In the ever-increasing compartmentalization of musical genres and radio programming, it's refreshing to know that there are some people left in the industry who have learned to bridge the gap. "It's the kind of production I love," he says. "Like Alanis Morisettes's work with Glen Ballard, or Butch Vig with Garbage, you have this combination of different styles that creates a completely new sound. That’s exciting."

In addition to his non-stop work in Atlanta's top recording studios, Eiseman also does a fair amount of work in his home studio. "It's a home studio, and I've never thought of it as anything more than that," he says. "Although, I work with a lot of fairly big artists, and when they hear that I have my own studio they want to come see it. Sometimes it turns into more than being a demo."

At the heart of his studio is a Mackie Digital 8•Bus console. "I love the automation," he says. "There have been times when I'm working at home on the D8B, and then I'll go directly to a studio and work on a project on a SSL. I'll actually look for features that I'm used to on the D8B––you get used to having that amount of flexibility."

The bells and whistles are great, but what matters most to Eiseman is how good a mixer sounds. "The bottom line is that it sounds great," he says. "I've tried a lot of other digital consoles and I never liked the way they sounded––they sounded digital. The Mackie sounds and feels like an analog console––which I love."

Like most engineers, Eiseman prefers the sound of analog recordings. "Although my whole studio is digital, I'm kind of old school analog at heart," he says. "The Mackie is as close as you can get to having an analog sound without being analog."

Eiseman attended the University of Miami's Audio Engineering School and worked for six years at Doppler Studios in Atlanta before striking out on his own. Over time, he has developed his own unique approach to mixing. "One of the things that many engineers avoid or forget about is panning," he reveals. "I love having things off to one side, it gives everything else more room. For example, if the vocal is clashing with the guitar, the best thing to do rather than bring that guitar down or trying to EQ some frequencies out, is to pan it somewhere else in the mix. Of course, you're going to want the vocal in the middle. By panning whatever is fighting it, you get the troublesome frequencies out of the way. I use panning as a tool—it's a great way to fix a lot of these types of problems. Others who have listened to my mixes have told me they have great sense of space, and I think that's why. Almost nothing in my mixes is directly centered."

Sometimes another artist's vision or experience can also be influential. "The guy who taught me more than anyone about that (panning) is Speech from Arrested Development," he continues. "He pushed me to bring things in from left field and bring things in out of nowhere. He really pushed me to expand my horizons."

Recent projects Eiseman has been working on in his home studio include the first single from R&B artist Montel Jordan's new album. The track was recorded and mixed using the D8B. In addition, Eiseman has been part of a very special project called September Rising.
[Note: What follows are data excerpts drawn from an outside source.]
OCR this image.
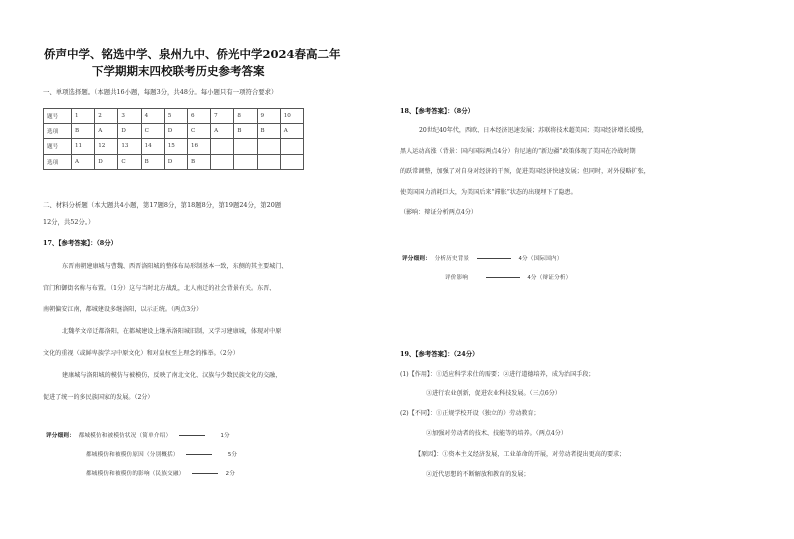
侨声中学、铭选中学、泉州九中、侨光中学2024春高二年
下学期期末四校联考历史参考答案
一、单项选择题。（本题共16小题，每题3分，共48分。每小题只有一项符合要求）
题号	1	2	3	4	5	6	7	8	9	10
选项	B	A	D	C	D	C	A	B	B	A
题号	11	12	13	14	15	16				
选项	A	D	C	B	D	B				
二、材料分析题（本大题共4小题，第17题8分，第18题8分，第19题24分，第20题
12分，共52分。）
17、【参考答案】：（8分）
东晋南朝建康城与曹魏、西晋洛阳城的整体布局形制基本一致，东侧的其主要城门、
宫门和御街名称与布置。（1分）这与当时北方战乱，北人南迁的社会背景有关。东晋、
南朝偏安江南，都城建设多继洛阳，以示正统。（两点3分）
北魏孝文帝迁都洛阳，在都城建设上继承洛阳城旧制，又学习建康城，体现对中原
文化的重视（或鲜卑族学习中原文化）和对皇权至上理念的推举。（2分）
建康城与洛阳城的模仿与被模仿，反映了南北文化、汉族与少数民族文化的交融，
促进了统一的多民族国家的发展。（2分）
评分细则： 都城模仿和被模仿状况（简单介绍）	1分
都城模仿和被模仿原因（分别概括）	5分
都城模仿和被模仿的影响（民族交融）	2分
18、【参考答案】：（8分）
20世纪40年代，西欧、日本经济迅速发展；苏联将技术超美国；美国经济增长缓慢，
黑人运动高涨（背景：国内国际两点4分）肯尼迪的“新边疆”政策体现了美国在冷战时期
的跃常调整，加强了对自身对经济的干预，促进美国经济快速发展；但同时，对外侵略扩张，
使美国国力消耗巨大，为美国后来“滞胀”状态的出现埋下了隐患。
（影响：辩证分析两点4分）
评分细则： 分析历史背景	4分（国际国内）
评价影响	4分（辩证分析）
19、【参考答案】：（24分）
(1)【作用】：①适应科学求仕的需要；②进行道德培养，成为治国手段；
③进行农业创新，促进农业科技发展。（三点6分）
(2)【不同】：①正规学校开设（独立的）劳动教育；
②加强对劳动者的技术、技能等的培养。（两点4分）
【原因】：①资本主义经济发展，工业革命的开展，对劳动者提出更高的要求；
②近代思想的不断解放和教育的发展；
This CD project came together after the September 11th terrorist attacks when members of a MOTU Internet discussion group decided to create a benefit CD to raise money for victims of the attacks. Musicians from all over the world wrote and recorded music to for the CD. "It's a community of musicians who have never met," he says. "We did it entirely over the Internet––sending files back and forth. I mixed six songs on the record. It was an amazing experience."